Interpretation of likelihood ratios. The likelihood ratio is a statistical combination and representation of the sensitivity and specificity of a diagnostic test. Specifically, a positive likelihood ratio is the ratio of the percentage of true positives (ie, sensitivity) found using a given test to the percentage of false positives (ie, 1–specificity). If 90% of positive test results were true positives and 10% were false positives, the positive likelihood ratio would be 90:10 (9.0). This tells us that when a positive test result is found, it is 9 times more likely that the disease is present than that the disease is absent. A negative likelihood ratio is the ratio of the percentage of false negatives (ie, 1–sensitivity) to the percentage of true negatives (ie, specificity). Because the false value is in the numerator and the true value is in the denominator, the smaller the negative likelihood ratio the better the test. If 9% of the negative test results were false negatives and 91% were true negatives, the negative likelihood ratio would be 9.91, or approximately 0.1. This would tell us that when a negative test result is found, it is only one tenth as likely that the disease is present than that it is absent (or, said another way, that it is 10 times as likely that the disease is absent as that the disease is present). Generally, a positive likelihood ratio greater than 10 is almost conclusive of the presence of disease and a negative likelihood ratio less than 0.1 usually excludes the disease. A likelihood ratio of 1.0 is useless, signifying the test result failed to make any change from pretest to posttest probability of disease.

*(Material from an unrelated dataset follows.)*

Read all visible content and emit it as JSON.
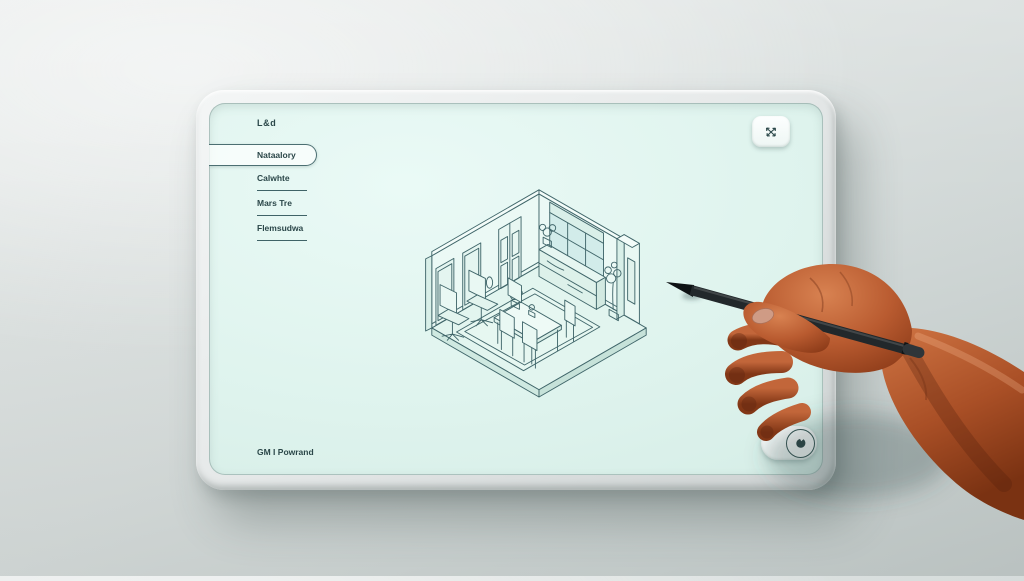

In a letter to the editor of The New England Journal of Medicine in 1975, Dr. Fagan6 developed a nomogram to quickly calculate posttest probability by connecting with a straight-edge pretest probability and likelihood ratio.

The likelihood ratio is therefore a complete statement about how a given diagnostic test may be used in clinical practice and offers a statistical probability of disease from a test result on which to base decisions. By convention, it is generally thought that a positive likelihood ratio of 10 and a negative likelihood ratio of 0.1 demonstrate excellent performance in a diagnostic test and allow its integration into decisionmaking as a helpful single marker for the presence or absence of disease. However, significantly less extreme likelihood ratios may be considered to be helpful when a test is used as one of multiple adjuncts to clinical decisionmaking.